We might evolve beyond needing traditional offices for every type of work, but our fundamental human need for authentic connection, for shared physical space, will only grow more critical in an increasingly virtual world.

And the same will apply to where we live. We’ll need more community-focused developments, with shared amenities that encourage interaction. So called ‘third places’.

And our public spaces - designed for walkability, chance encounters, and civic engagement.

If Meta wants to manufacture twelve synthetic friends, the built environment can double down on being the thirteenth — the irreplaceable, corporeal friend that algorithms can’t mimic. That is a trillion‑dollar hashtag worth owning.

Over to you

Share your examples of spaces that successfully foster genuine human connection despite digital distractions. Tag them #WhereRealPeopleMeet on LinkedIn to build our collective understanding of what works.
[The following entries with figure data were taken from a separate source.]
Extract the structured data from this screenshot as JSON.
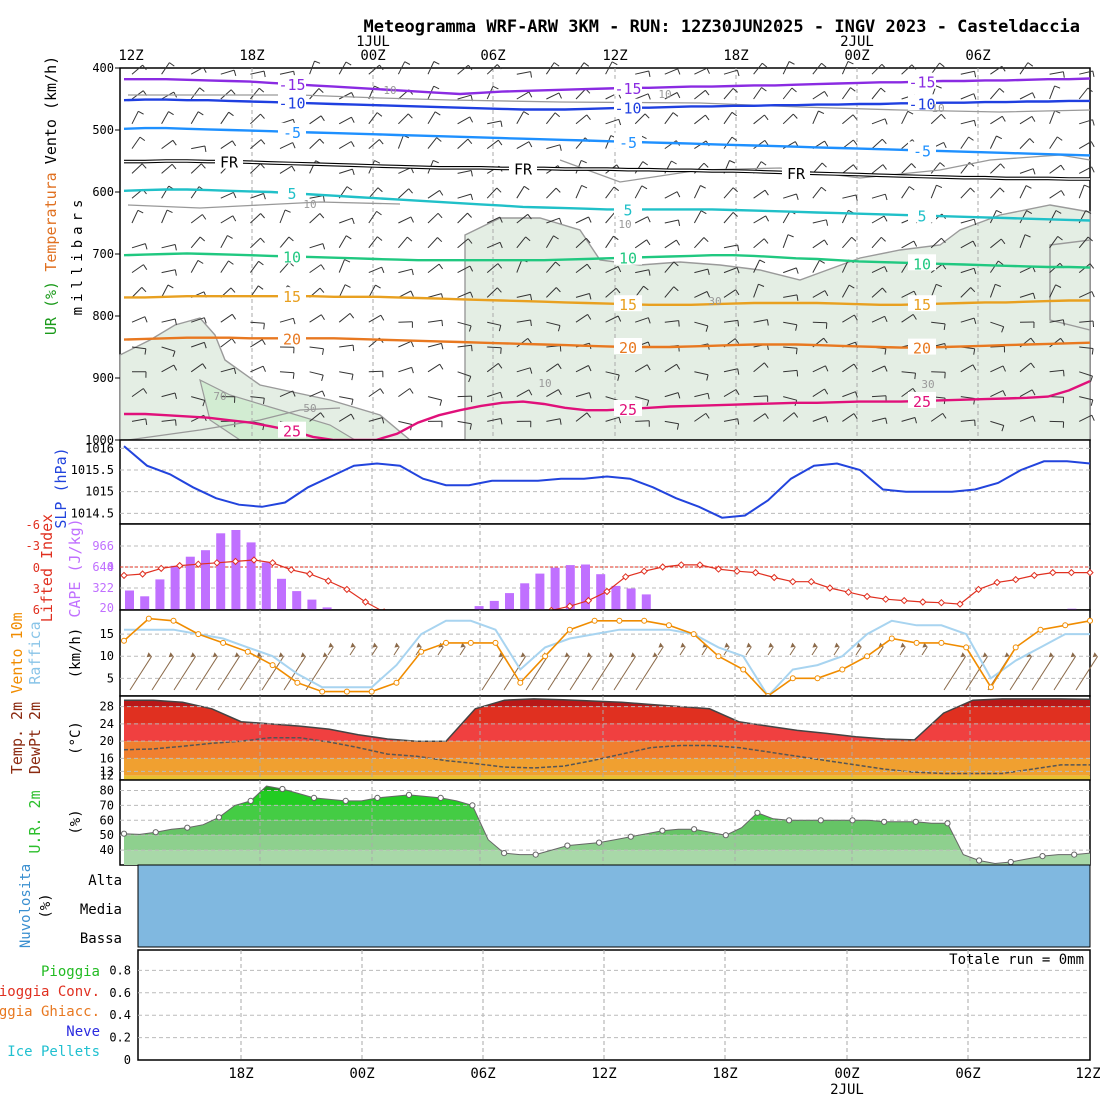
{
  "title": "Meteogramma WRF-ARW 3KM - RUN: 12Z30JUN2025 - INGV 2023 - Casteldaccia",
  "colors": {
    "purple": "#8a2be2",
    "blue": "#1f3fe0",
    "sky": "#1e90ff",
    "cyan": "#20c0c8",
    "green": "#20c880",
    "orange": "#e8a020",
    "darkorange": "#e87820",
    "magenta": "#e0107a",
    "gray": "#999999",
    "slp": "#2244dd",
    "cape": "#c070ff",
    "li": "#e03020",
    "wind10": "#f08c00",
    "gust": "#a8d4f0",
    "rh_dark": "#22cc22",
    "rh_light": "#a8d8a8",
    "cloud": "#80b8e0"
  },
  "top_axis": {
    "labels": [
      "12Z",
      "18Z",
      "00Z",
      "06Z",
      "12Z",
      "18Z",
      "00Z",
      "06Z"
    ],
    "date_labels": [
      "1JUL",
      "2JUL"
    ]
  },
  "bottom_axis": {
    "labels": [
      "18Z",
      "00Z",
      "06Z",
      "12Z",
      "18Z",
      "00Z",
      "06Z",
      "12Z"
    ],
    "date_label": "2JUL"
  },
  "panel_labels": {
    "upper": {
      "wind": "Vento (km/h)",
      "temp": "Temperatura",
      "rh": "UR (%)",
      "unit": "millibars"
    },
    "slp": "SLP (hPa)",
    "li": "Lifted Index",
    "cape": "CAPE (J/kg)",
    "wind10_a": "Vento 10m",
    "wind10_b": "Raffica",
    "wind_unit": "(km/h)",
    "temp_a": "Temp. 2m",
    "temp_b": "DewPt 2m",
    "temp_unit": "(°C)",
    "rh2": "U.R. 2m",
    "rh_unit": "(%)",
    "cloud": "Nuvolosita",
    "cloud_unit": "(%)",
    "cloud_levels": [
      "Alta",
      "Media",
      "Bassa"
    ],
    "precip": [
      "Pioggia",
      "Pioggia Conv.",
      "Pioggia Ghiacc.",
      "Neve",
      "Ice Pellets"
    ],
    "precip_total": "Totale run = 0mm"
  },
  "chart_data": [
    {
      "type": "line",
      "name": "upper-air",
      "ylim": [
        1000,
        400
      ],
      "y_ticks": [
        400,
        500,
        600,
        700,
        800,
        900,
        1000
      ],
      "contour_labels": [
        "-15",
        "-10",
        "-5",
        "FR",
        "5",
        "10",
        "15",
        "20",
        "25",
        "10",
        "30",
        "50",
        "70"
      ],
      "isotherms": [
        {
          "label": "-15",
          "color": "purple",
          "p": [
            418,
            418,
            418,
            419,
            420,
            421,
            422,
            424,
            426,
            428,
            430,
            432,
            434,
            436,
            438,
            440,
            442,
            440,
            438,
            437,
            436,
            435,
            434,
            433,
            432,
            432,
            431,
            430,
            430,
            429,
            428,
            428,
            427,
            426,
            425,
            424,
            423,
            423,
            422,
            421,
            421,
            420,
            420,
            419,
            418,
            418,
            417
          ]
        },
        {
          "label": "-10",
          "color": "blue",
          "p": [
            452,
            451,
            451,
            452,
            452,
            453,
            454,
            455,
            456,
            457,
            458,
            459,
            460,
            461,
            462,
            463,
            464,
            465,
            466,
            467,
            467,
            467,
            466,
            465,
            464,
            464,
            463,
            462,
            462,
            461,
            461,
            460,
            460,
            459,
            459,
            458,
            458,
            457,
            457,
            456,
            456,
            455,
            455,
            454,
            454,
            453,
            453
          ]
        },
        {
          "label": "-5",
          "color": "sky",
          "p": [
            498,
            497,
            497,
            498,
            499,
            500,
            501,
            502,
            503,
            504,
            505,
            506,
            507,
            508,
            509,
            510,
            511,
            512,
            513,
            514,
            515,
            516,
            517,
            518,
            519,
            520,
            521,
            522,
            523,
            524,
            525,
            526,
            527,
            528,
            529,
            530,
            531,
            532,
            533,
            534,
            535,
            536,
            537,
            538,
            539,
            540,
            541
          ]
        },
        {
          "label": "FR",
          "color": "black",
          "p": [
            551,
            551,
            550,
            550,
            551,
            551,
            552,
            553,
            554,
            555,
            556,
            557,
            558,
            559,
            560,
            561,
            561,
            561,
            562,
            562,
            562,
            563,
            563,
            563,
            564,
            564,
            565,
            565,
            566,
            566,
            567,
            568,
            569,
            570,
            571,
            572,
            573,
            574,
            575,
            576,
            577,
            577,
            578,
            578,
            578,
            579,
            579
          ]
        },
        {
          "label": "5",
          "color": "cyan",
          "p": [
            598,
            597,
            596,
            596,
            597,
            598,
            599,
            600,
            602,
            604,
            606,
            608,
            610,
            612,
            614,
            616,
            618,
            620,
            622,
            624,
            625,
            626,
            627,
            628,
            628,
            628,
            628,
            628,
            628,
            629,
            630,
            631,
            632,
            633,
            634,
            635,
            636,
            637,
            638,
            639,
            640,
            641,
            642,
            643,
            644,
            645,
            646
          ]
        },
        {
          "label": "10",
          "color": "green",
          "p": [
            702,
            701,
            700,
            699,
            700,
            701,
            702,
            703,
            704,
            705,
            706,
            707,
            708,
            709,
            710,
            710,
            710,
            710,
            710,
            710,
            710,
            709,
            708,
            707,
            706,
            705,
            704,
            703,
            702,
            702,
            703,
            705,
            707,
            708,
            710,
            712,
            713,
            714,
            715,
            716,
            717,
            718,
            719,
            720,
            721,
            721,
            722
          ]
        },
        {
          "label": "15",
          "color": "orange",
          "p": [
            770,
            770,
            769,
            768,
            768,
            768,
            768,
            768,
            768,
            768,
            769,
            769,
            769,
            770,
            771,
            772,
            773,
            774,
            775,
            776,
            777,
            778,
            779,
            780,
            781,
            782,
            782,
            782,
            781,
            780,
            779,
            779,
            779,
            779,
            780,
            781,
            782,
            782,
            781,
            780,
            779,
            778,
            778,
            777,
            776,
            775,
            775
          ]
        },
        {
          "label": "20",
          "color": "darkorange",
          "p": [
            838,
            837,
            836,
            835,
            835,
            835,
            836,
            836,
            836,
            836,
            836,
            837,
            838,
            839,
            840,
            841,
            842,
            843,
            844,
            845,
            846,
            847,
            848,
            849,
            850,
            850,
            850,
            849,
            848,
            847,
            846,
            846,
            846,
            847,
            848,
            849,
            850,
            851,
            851,
            850,
            849,
            848,
            847,
            846,
            845,
            844,
            843
          ]
        },
        {
          "label": "25",
          "color": "magenta",
          "p": [
            958,
            958,
            960,
            962,
            964,
            968,
            972,
            978,
            985,
            995,
            1002,
            1006,
            1004,
            990,
            972,
            960,
            952,
            945,
            940,
            938,
            942,
            948,
            952,
            952,
            950,
            948,
            946,
            945,
            944,
            943,
            942,
            941,
            940,
            940,
            939,
            938,
            938,
            938,
            937,
            936,
            935,
            934,
            933,
            932,
            930,
            920,
            905
          ]
        }
      ]
    },
    {
      "type": "line",
      "name": "SLP",
      "ylabel": "SLP (hPa)",
      "y_ticks": [
        "1016",
        "1015.5",
        "1015",
        "1014.5"
      ],
      "ylim": [
        1014.3,
        1016.1
      ],
      "values": [
        1016.05,
        1015.6,
        1015.4,
        1015.1,
        1014.85,
        1014.7,
        1014.65,
        1014.75,
        1015.1,
        1015.35,
        1015.6,
        1015.65,
        1015.6,
        1015.3,
        1015.15,
        1015.15,
        1015.25,
        1015.25,
        1015.25,
        1015.3,
        1015.3,
        1015.35,
        1015.3,
        1015.1,
        1014.85,
        1014.65,
        1014.4,
        1014.45,
        1014.8,
        1015.3,
        1015.6,
        1015.65,
        1015.5,
        1015.05,
        1015.0,
        1015.0,
        1015.0,
        1015.05,
        1015.2,
        1015.5,
        1015.7,
        1015.7,
        1015.65
      ]
    },
    {
      "type": "bar",
      "name": "CAPE / Lifted Index",
      "cape_ticks": [
        "966",
        "644",
        "322",
        "0",
        "20"
      ],
      "li_ticks": [
        "-6",
        "-3",
        "0",
        "3",
        "6"
      ],
      "cape": [
        300,
        210,
        470,
        680,
        820,
        920,
        1180,
        1230,
        1040,
        730,
        480,
        290,
        160,
        40,
        0,
        0,
        0,
        0,
        0,
        0,
        0,
        0,
        0,
        60,
        140,
        260,
        410,
        560,
        650,
        690,
        700,
        550,
        370,
        330,
        240,
        0,
        0,
        0,
        0,
        0,
        0,
        0,
        0,
        0,
        0,
        0,
        0,
        0,
        0,
        0,
        0,
        0,
        0,
        0,
        0,
        0,
        0,
        0,
        0,
        0,
        0,
        0,
        20
      ],
      "li": [
        1.2,
        1.0,
        0.2,
        -0.2,
        -0.4,
        -0.6,
        -0.8,
        -1.0,
        -0.6,
        0.4,
        1.0,
        2.0,
        3.2,
        5.0,
        6.8,
        8,
        8,
        8,
        8,
        8,
        8,
        8,
        8,
        6.2,
        5.6,
        4.8,
        3.5,
        1.4,
        0.6,
        0.0,
        -0.3,
        -0.3,
        0.3,
        0.6,
        0.8,
        1.5,
        2.1,
        2.1,
        3.0,
        3.6,
        4.2,
        4.6,
        4.8,
        5.0,
        5.1,
        5.3,
        3.2,
        2.2,
        1.8,
        1.2,
        0.8,
        0.8,
        0.8
      ]
    },
    {
      "type": "line",
      "name": "Wind 10m / Gust",
      "y_ticks": [
        "15",
        "10",
        "5"
      ],
      "ylim": [
        1,
        20
      ],
      "wind": [
        13.5,
        18.5,
        18,
        15,
        13,
        11,
        8,
        4,
        2,
        2,
        2,
        4,
        11,
        13,
        13,
        13,
        4,
        10,
        16,
        18,
        18,
        18,
        17,
        15,
        10,
        7,
        1,
        5,
        5,
        7,
        10,
        14,
        13,
        13,
        12,
        3,
        12,
        16,
        17,
        18
      ],
      "gust": [
        16,
        16,
        16,
        15,
        14,
        12,
        10,
        6,
        3,
        3,
        3,
        8,
        15,
        18,
        18,
        16,
        7,
        12,
        14,
        15,
        16,
        16,
        16,
        15,
        12,
        10,
        1,
        7,
        8,
        10,
        15,
        18,
        17,
        17,
        15,
        5,
        9,
        12,
        15,
        15
      ]
    },
    {
      "type": "area",
      "name": "Temp 2m / DewPt 2m",
      "y_ticks": [
        "28",
        "24",
        "20",
        "16",
        "13",
        "12"
      ],
      "ylim": [
        11,
        30
      ],
      "temp": [
        29.5,
        29.5,
        29.0,
        27.5,
        24.5,
        24.0,
        23.5,
        22.8,
        21.5,
        20.5,
        20.0,
        20.0,
        27.5,
        29.5,
        29.8,
        29.6,
        29.3,
        29.0,
        28.5,
        28.0,
        27.5,
        24.5,
        23.5,
        22.5,
        21.8,
        21.0,
        20.5,
        20.3,
        26.5,
        29.5,
        29.8,
        29.8,
        29.8,
        29.7
      ],
      "dewpt": [
        18.0,
        18.2,
        18.8,
        19.5,
        20.0,
        20.8,
        20.8,
        19.8,
        18.5,
        17.0,
        16.5,
        15.5,
        14.8,
        14.0,
        13.8,
        14.2,
        15.5,
        17.0,
        18.5,
        19.0,
        19.0,
        18.5,
        17.5,
        16.5,
        15.5,
        14.5,
        13.5,
        12.8,
        12.5,
        12.5,
        12.5,
        13.5,
        14.5,
        14.5
      ]
    },
    {
      "type": "area",
      "name": "U.R. 2m",
      "y_ticks": [
        "80",
        "70",
        "60",
        "50",
        "40"
      ],
      "ylim": [
        30,
        85
      ],
      "values": [
        51,
        50.5,
        52,
        54,
        55,
        57,
        62,
        70,
        73,
        83,
        81,
        78,
        75,
        74,
        73,
        73,
        75,
        76,
        77,
        76,
        75,
        73,
        70,
        47,
        38,
        37,
        37,
        40,
        43,
        44,
        45,
        47,
        49,
        51,
        53,
        54,
        54,
        52,
        50,
        55,
        65,
        61,
        60,
        60,
        60,
        60,
        60,
        60,
        59,
        59,
        59,
        58,
        58,
        37,
        33,
        31,
        32,
        34,
        36,
        37,
        37,
        38
      ]
    },
    {
      "type": "heatmap",
      "name": "Nuvolosita",
      "levels": [
        "Alta",
        "Media",
        "Bassa"
      ],
      "values": [
        [
          0
        ],
        [
          0
        ],
        [
          0
        ]
      ]
    },
    {
      "type": "bar",
      "name": "Precipitation",
      "y_ticks": [
        "0.8",
        "0.6",
        "0.4",
        "0.2",
        "0"
      ],
      "ylim": [
        0,
        1
      ],
      "series": [
        {
          "name": "Pioggia",
          "values": [
            0
          ]
        },
        {
          "name": "Pioggia Conv.",
          "values": [
            0
          ]
        },
        {
          "name": "Pioggia Ghiacc.",
          "values": [
            0
          ]
        },
        {
          "name": "Neve",
          "values": [
            0
          ]
        },
        {
          "name": "Ice Pellets",
          "values": [
            0
          ]
        }
      ]
    }
  ]
}
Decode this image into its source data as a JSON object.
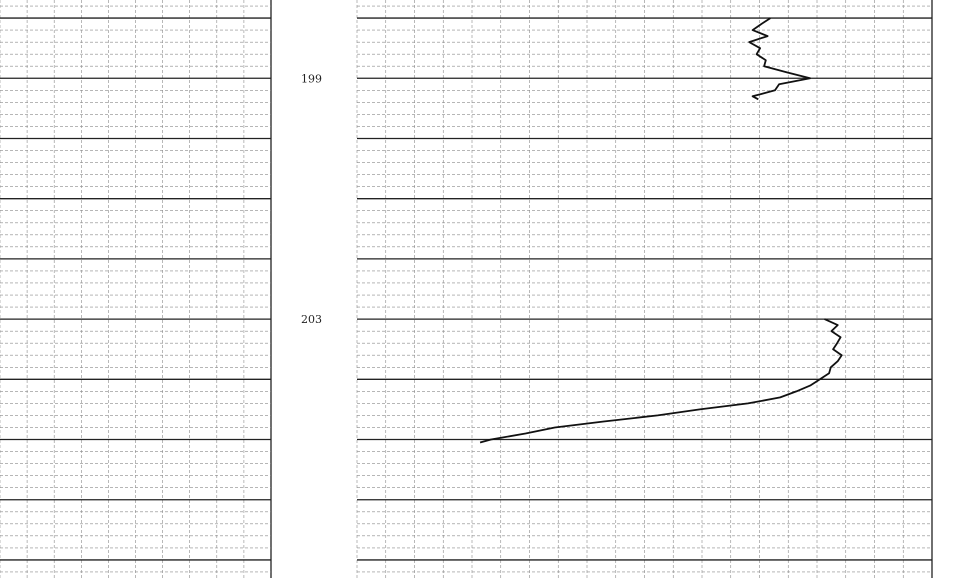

* It is true that AI could well be used effectively and positively to provide help and companionship to us humans. The Japanese, an aged society, already embed such software into small domestic robots. And we will surely see more of this. The difference is the intent of the developers. Because this determines the guardrails built into these systems. How they behave, respond, act. What their core mission is. If these systems are entrusted to the same people who gave us the downsides of social media, and have slowly ‘enshitiffied’ it (see Cory Doctorow about this) then I do not predict a good outcome. The technology is essentially neutral - who programmes it is everything. What are their incentives? Show me those and I’ll show you the outcome. As Charlie Munger once said.